Canny has proven to be superior over many of the available edge detectors hence it is prefered for real-time applications [19]. Canny detector, basically, applies four computational steps to detect edge pixels. In the first step, a Gausian mask is applied for image smoothening and noise reduction, and then it computes the first order derivatives for all pixel locations (x, y) in both horizontal and vertical directions. The third phase, applies hysteresis thresholding based on two set threshold values. All pixels with magnitudes greater than the upper threshold are set as edges and those with values between the thresholds and adjacent to an edge pixel are set as edges if both pixels direction are within  $\pm 12.5\%$  of each other. Finally, non-maximal suppression is applied to eliminate pixels on edges that are not maxima [14, 19].

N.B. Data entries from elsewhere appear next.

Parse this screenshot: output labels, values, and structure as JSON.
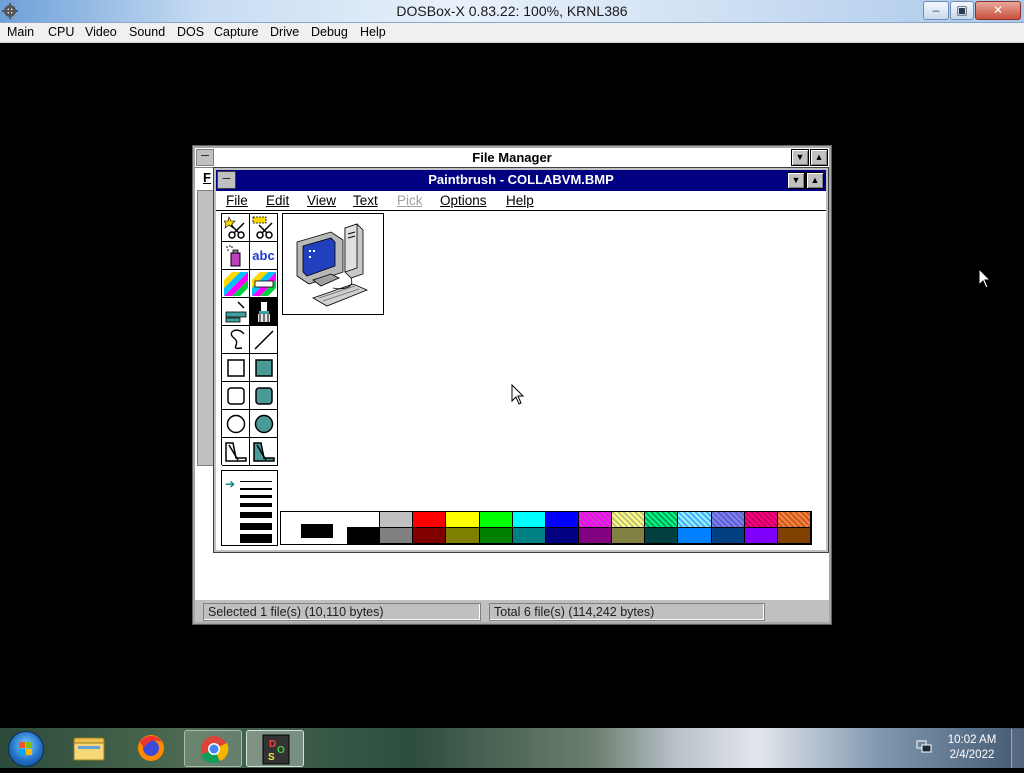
{
  "host": {
    "title": "DOSBox-X 0.83.22: 100%, KRNL386",
    "menu": [
      "Main",
      "CPU",
      "Video",
      "Sound",
      "DOS",
      "Capture",
      "Drive",
      "Debug",
      "Help"
    ],
    "buttons": {
      "minimize": "–",
      "maximize": "▣",
      "close": "✕"
    }
  },
  "file_manager": {
    "title": "File Manager",
    "menu_fragment": "F",
    "status_selected": "Selected 1 file(s) (10,110 bytes)",
    "status_total": "Total 6 file(s) (114,242 bytes)"
  },
  "paintbrush": {
    "title": "Paintbrush - COLLABVM.BMP",
    "menu": [
      {
        "key": "file",
        "label": "File",
        "enabled": true
      },
      {
        "key": "edit",
        "label": "Edit",
        "enabled": true
      },
      {
        "key": "view",
        "label": "View",
        "enabled": true
      },
      {
        "key": "text",
        "label": "Text",
        "enabled": true
      },
      {
        "key": "pick",
        "label": "Pick",
        "enabled": false
      },
      {
        "key": "options",
        "label": "Options",
        "enabled": true
      },
      {
        "key": "help",
        "label": "Help",
        "enabled": true
      }
    ],
    "tools": [
      {
        "name": "scissors-select-tool",
        "icon": "scissors-star-icon"
      },
      {
        "name": "pick-select-tool",
        "icon": "scissors-box-icon"
      },
      {
        "name": "airbrush-tool",
        "icon": "airbrush-icon"
      },
      {
        "name": "text-tool",
        "icon": "text-abc-icon",
        "label": "abc"
      },
      {
        "name": "color-eraser-tool",
        "icon": "color-eraser-icon"
      },
      {
        "name": "eraser-tool",
        "icon": "eraser-icon"
      },
      {
        "name": "paint-roller-tool",
        "icon": "paint-roller-icon"
      },
      {
        "name": "brush-tool",
        "icon": "brush-icon",
        "selected": true
      },
      {
        "name": "curve-tool",
        "icon": "curve-icon"
      },
      {
        "name": "line-tool",
        "icon": "line-icon"
      },
      {
        "name": "box-tool",
        "icon": "box-outline-icon"
      },
      {
        "name": "filled-box-tool",
        "icon": "box-filled-icon"
      },
      {
        "name": "rounded-box-tool",
        "icon": "rounded-box-outline-icon"
      },
      {
        "name": "filled-rounded-box-tool",
        "icon": "rounded-box-filled-icon"
      },
      {
        "name": "circle-tool",
        "icon": "circle-outline-icon"
      },
      {
        "name": "filled-circle-tool",
        "icon": "circle-filled-icon"
      },
      {
        "name": "polygon-tool",
        "icon": "polygon-outline-icon"
      },
      {
        "name": "filled-polygon-tool",
        "icon": "polygon-filled-icon"
      }
    ],
    "line_widths": [
      1,
      2,
      3,
      4,
      6,
      8,
      10
    ],
    "selected_line_width": 1,
    "foreground_color": "#000000",
    "background_color": "#ffffff",
    "palette_top": [
      "#ffffff",
      "#c0c0c0",
      "#ff0000",
      "#ffff00",
      "#00ff00",
      "#00ffff",
      "#0000ff",
      "#ff00ff",
      "#ffff80",
      "#00ff80",
      "#80ffff",
      "#8080ff",
      "#ff0080",
      "#ff8040"
    ],
    "palette_bottom": [
      "#000000",
      "#808080",
      "#800000",
      "#808000",
      "#008000",
      "#008080",
      "#000080",
      "#800080",
      "#808040",
      "#004040",
      "#0080ff",
      "#004080",
      "#8000ff",
      "#804000"
    ],
    "palette_dither_overlay": [
      "#ffffff",
      "#c0c0c0",
      "#c00040",
      "#c0c000",
      "#00c040",
      "#40c0c0",
      "#2020c0",
      "#c040c0",
      "#c0c080",
      "#00a060",
      "#60a0ff",
      "#6060c0",
      "#c00060",
      "#c06020"
    ]
  },
  "taskbar": {
    "apps": [
      "windows-explorer",
      "firefox",
      "chrome",
      "dosbox-x"
    ],
    "clock_time": "10:02 AM",
    "clock_date": "2/4/2022"
  },
  "colors": {
    "pb_title_active": "#000080",
    "win31_face": "#c0c0c0",
    "desktop_dos": "#000000"
  }
}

The Sobel operator which is a first order classical edge detector has a diffrent approach than Canny dectector. Technically, the algorithm performs a discrete differentiation operation computing an approximation of the gradient of the image intensity function. At each point within the image, the result of the Sobel operator is either the corresponding gradient vector or the norm of this vector [3, 4]. The Sobel operator is based on convolving the image with a small, separable and integer valued filter in the horizontal and vertical directions and is

therefore, is relatively inexpensive in terms of computations. On the other hand, the gradient approximation that produces is relatively vague, in particular, for high frequency variations in the image [17].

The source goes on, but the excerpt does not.